Figure6. Application of the second-generation black box on the nicotinate degradation pathway in E. coli. A, Nicotinate degradation pathway in E. coli. B, Schematic processing. C, Sequencing results of plasmids from the control and experimental groups. D, Statistical analysis of the proportions of different types of random mutations.
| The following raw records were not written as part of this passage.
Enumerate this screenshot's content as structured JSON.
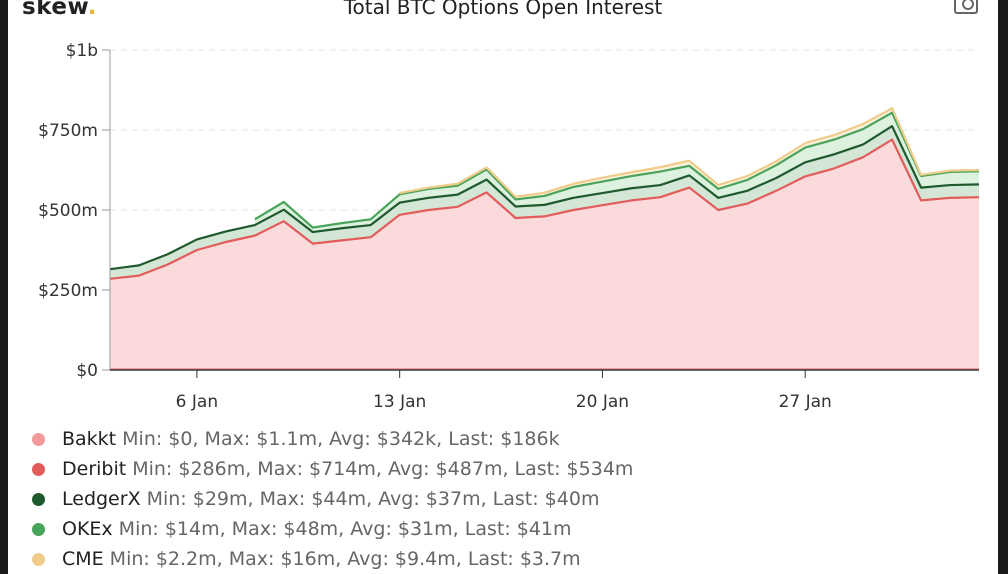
{
  "header": {
    "logo_text": "skew",
    "logo_dot": ".",
    "title": "Total BTC Options Open Interest",
    "screenshot_icon": "camera-icon"
  },
  "chart_data": {
    "type": "area",
    "stacked": true,
    "title": "Total BTC Options Open Interest",
    "xlabel": "",
    "ylabel": "",
    "ylim": [
      0,
      1000
    ],
    "y_unit": "million USD",
    "x_start": "Jan 2",
    "x_end": "Feb 1",
    "yticks": [
      {
        "value": 0,
        "label": "$0"
      },
      {
        "value": 250,
        "label": "$250m"
      },
      {
        "value": 500,
        "label": "$500m"
      },
      {
        "value": 750,
        "label": "$750m"
      },
      {
        "value": 1000,
        "label": "$1b"
      }
    ],
    "xticks": [
      {
        "value": 6,
        "label": "6 Jan"
      },
      {
        "value": 13,
        "label": "13 Jan"
      },
      {
        "value": 20,
        "label": "20 Jan"
      },
      {
        "value": 27,
        "label": "27 Jan"
      }
    ],
    "x": [
      3,
      4,
      5,
      6,
      7,
      8,
      9,
      10,
      11,
      12,
      13,
      14,
      15,
      16,
      17,
      18,
      19,
      20,
      21,
      22,
      23,
      24,
      25,
      26,
      27,
      28,
      29,
      30,
      31,
      32,
      33
    ],
    "series": [
      {
        "name": "Deribit",
        "color": "#e25c5c",
        "fill": "#f9d6d6",
        "values": [
          285,
          295,
          330,
          375,
          400,
          420,
          465,
          395,
          405,
          415,
          485,
          500,
          510,
          555,
          475,
          480,
          500,
          515,
          530,
          540,
          570,
          500,
          520,
          560,
          605,
          630,
          665,
          720,
          530,
          538,
          540
        ]
      },
      {
        "name": "LedgerX",
        "color": "#1f5a2e",
        "fill": "#cfe3d2",
        "values": [
          30,
          32,
          32,
          33,
          33,
          33,
          36,
          36,
          38,
          38,
          38,
          38,
          38,
          40,
          36,
          36,
          38,
          38,
          38,
          38,
          38,
          38,
          40,
          40,
          44,
          44,
          40,
          42,
          40,
          40,
          40
        ]
      },
      {
        "name": "OKEx",
        "color": "#4aa35a",
        "fill": "#d9efdb",
        "values": [
          null,
          null,
          null,
          null,
          null,
          18,
          24,
          14,
          16,
          18,
          26,
          28,
          28,
          32,
          22,
          28,
          34,
          36,
          38,
          42,
          30,
          28,
          34,
          40,
          46,
          46,
          48,
          42,
          36,
          41,
          41
        ]
      },
      {
        "name": "CME",
        "color": "#f0cc8a",
        "fill": "#fbefd9",
        "values": [
          null,
          null,
          null,
          null,
          null,
          null,
          null,
          null,
          null,
          null,
          4,
          4,
          6,
          6,
          8,
          10,
          10,
          12,
          12,
          14,
          16,
          12,
          12,
          12,
          14,
          14,
          16,
          14,
          4,
          4,
          4
        ]
      },
      {
        "name": "Bakkt",
        "color": "#f29a9a",
        "fill": "#fce2e2",
        "values": [
          0,
          0,
          0,
          0,
          0,
          0,
          0,
          0,
          0,
          0,
          0,
          0,
          0,
          0,
          0,
          0,
          0,
          0,
          0,
          0,
          0,
          0,
          0,
          0,
          0,
          0,
          0,
          0,
          0,
          0,
          0
        ]
      }
    ],
    "grid": true,
    "legend_position": "bottom"
  },
  "legend": [
    {
      "name": "Bakkt",
      "color": "#f29a9a",
      "stats": "Min: $0, Max: $1.1m, Avg: $342k, Last: $186k"
    },
    {
      "name": "Deribit",
      "color": "#e25c5c",
      "stats": "Min: $286m, Max: $714m, Avg: $487m, Last: $534m"
    },
    {
      "name": "LedgerX",
      "color": "#1f5a2e",
      "stats": "Min: $29m, Max: $44m, Avg: $37m, Last: $40m"
    },
    {
      "name": "OKEx",
      "color": "#4aa35a",
      "stats": "Min: $14m, Max: $48m, Avg: $31m, Last: $41m"
    },
    {
      "name": "CME",
      "color": "#f0cc8a",
      "stats": "Min: $2.2m, Max: $16m, Avg: $9.4m, Last: $3.7m"
    }
  ]
}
E, Statistical analysis of lifespans of the control and experimental groups.

7. High throughput screen for "gain-of-function" mutations on degradation of Nicotine in E. coli by CBE-RNAP

To further explain the top mutations that improve nicotinate degradation, we performed protein structure analysis using AlphaFold3. As shown in Figure 7, the P122S mutation in nicotinate dehydrogenase, along with the A32V mutation in hydroxynicotinate reductase, are beneficial compared to the non-mutated group, indicating functional mutations that enhance the system's ability to degrade nicotinate.


Figure7. Structure based analysis of mutations in improving Nicotine degradation.